В первую зиму у Сергия дров до весны не хватило. Пришлось бродить в лесу по пояс, а то и по грудь в мокром снегу, рубить и таскать полусгнивший валежник. Нынче запас был отменен, тем паче что он и не баловал себя излишним избяным теплом.
На морозе дрова кололись легко, правда, иные дерева не враз поддавались его секире. Приходило соразмерять силу удара с твердостью – на глаз – очередной колоды. Сергий заметил, что расколется или нет полено, он знает уже в тот миг, когда топор падает вниз, еще не коснувшись дерева. Он приодержался, попробовал приказывать топору, но сразу же ничего не получилось. Тогда он вновь отдался работе свободно и вновь почувствовал, что знает, расколется или нет очередное полено, еще до удара. Он даже усмехнулся радостно, когда понял: знание приходило и здесь, в этом простом мужицком деле, не от головы, не от хитромыслия, а от сердца. И знание это было безошибочным. Еще до удара… Да, нужна и сила, и навычка, и топор нужен, но еще до удара и – безошибочно! Он уже давно нарубил потребное дню, но продолжал и продолжал вздымать секиру. Росла груда наколотых дров – и росло прозрение. Он точно знал, что полено расколется (или нет), до удара. Каждый раз. Без единой ошибки.

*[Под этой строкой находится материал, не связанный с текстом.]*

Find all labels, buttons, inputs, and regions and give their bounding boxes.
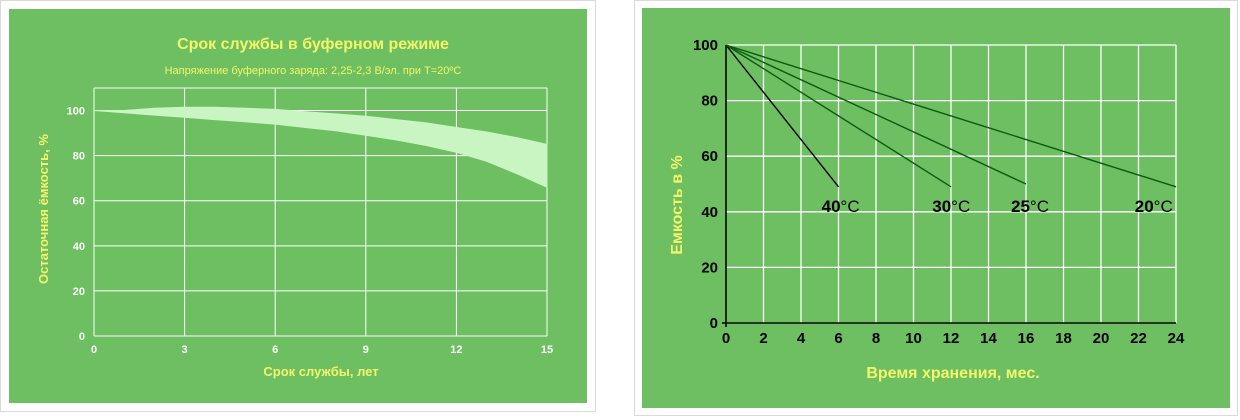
series-label-unit: °С — [951, 197, 970, 216]
series-label-unit: °С — [841, 197, 860, 216]
right-x-tick-label: 2 — [759, 330, 767, 347]
right-x-axis-label: Время хранения, мес. — [866, 365, 1039, 382]
left-y-ticks: 0 20 40 60 80 100 — [67, 106, 85, 343]
right-x-ticks: 0 2 4 6 8 10 12 14 16 18 20 22 24 — [722, 330, 1185, 347]
series-label-20: 20°С — [1135, 197, 1173, 216]
left-x-tick-label: 9 — [363, 344, 369, 356]
left-y-tick-label: 40 — [73, 241, 85, 253]
left-x-tick-label: 3 — [182, 344, 188, 356]
left-x-tick-label: 15 — [541, 344, 553, 356]
series-label-number: 30 — [932, 197, 951, 216]
left-y-tick-label: 20 — [73, 286, 85, 298]
series-label-30: 30°С — [932, 197, 970, 216]
series-label-40: 40°С — [822, 197, 860, 216]
right-x-tick-label: 22 — [1130, 330, 1147, 347]
left-x-tick-label: 6 — [272, 344, 278, 356]
left-y-tick-label: 80 — [73, 151, 85, 163]
series-line-20 — [725, 44, 1177, 188]
right-x-tick-label: 18 — [1055, 330, 1072, 347]
left-x-axis-label: Срок службы, лет — [263, 364, 378, 379]
storage-capacity-chart: 40°С 30°С 25°С 20°С 0 2 4 6 8 10 12 14 16 18 20 22 24 0… — [642, 8, 1230, 408]
left-capacity-band — [93, 106, 548, 188]
left-x-tick-label: 12 — [450, 344, 462, 356]
left-y-tick-label: 0 — [79, 331, 85, 343]
right-x-tick-label: 12 — [943, 330, 960, 347]
series-label-number: 20 — [1135, 197, 1154, 216]
left-y-axis-label: Остаточная ёмкость, % — [36, 134, 51, 284]
right-x-tick-label: 6 — [834, 330, 842, 347]
right-series-lines — [725, 44, 1177, 188]
right-x-tick-label: 14 — [980, 330, 997, 347]
storage-capacity-chart-panel: 40°С 30°С 25°С 20°С 0 2 4 6 8 10 12 14 16 18 20 22 24 0… — [634, 0, 1238, 416]
right-series-labels: 40°С 30°С 25°С 20°С — [822, 197, 1173, 216]
series-label-number: 40 — [822, 197, 841, 216]
left-capacity-band-area — [93, 106, 548, 188]
right-x-tick-label: 24 — [1168, 330, 1185, 347]
right-x-tick-label: 0 — [722, 330, 730, 347]
right-chart-background — [642, 8, 1230, 408]
right-y-tick-label: 60 — [701, 148, 718, 165]
left-y-tick-label: 60 — [73, 196, 85, 208]
left-chart-title: Срок службы в буферном режиме — [177, 36, 449, 53]
series-line-25 — [725, 44, 1027, 185]
right-y-tick-label: 20 — [701, 259, 718, 276]
right-x-tick-label: 16 — [1018, 330, 1035, 347]
right-y-tick-label: 100 — [693, 37, 718, 54]
right-y-axis-label: Емкость в % — [669, 155, 686, 254]
left-chart-subtitle: Напряжение буферного заряда: 2,25-2,3 В/… — [165, 65, 462, 77]
right-y-ticks: 0 20 40 60 80 100 — [693, 37, 718, 332]
series-line-30 — [725, 44, 952, 188]
series-label-25: 25°С — [1011, 197, 1049, 216]
left-y-tick-label: 100 — [67, 106, 85, 118]
right-grid — [722, 44, 1177, 327]
right-y-tick-label: 0 — [710, 315, 718, 332]
left-x-ticks: 0 3 6 9 12 15 — [91, 344, 553, 356]
series-label-unit: °С — [1154, 197, 1173, 216]
right-y-tick-label: 40 — [701, 204, 718, 221]
series-label-unit: °С — [1030, 197, 1049, 216]
left-x-tick-label: 0 — [91, 344, 97, 356]
left-chart-background — [9, 9, 587, 403]
right-x-tick-label: 10 — [905, 330, 922, 347]
buffer-life-chart-panel: Срок службы в буферном режиме Напряжение… — [0, 0, 596, 412]
right-x-tick-label: 20 — [1093, 330, 1110, 347]
right-y-tick-label: 80 — [701, 93, 718, 110]
right-x-tick-label: 8 — [872, 330, 880, 347]
series-line-40 — [725, 44, 840, 188]
buffer-life-chart: Срок службы в буферном режиме Напряжение… — [9, 9, 587, 403]
right-x-tick-label: 4 — [797, 330, 806, 347]
series-label-number: 25 — [1011, 197, 1030, 216]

Не тако же ли и на рати? – пришло ему на ум, и Сергий вновь приодержал вздетый топор. Не тако же ли и ратный труд?! Пото и пишут на иконах скачущих в сечу со вздетыми саблями, а инех валящихся от не нанесенного еще удара… Такожде и на ратях! Да, конечно! Духовно победоносны еще до сражения, и победители до победы, и сраженный падает (начинает падать), не тронутый еще валящимся на него мечом… Такожде!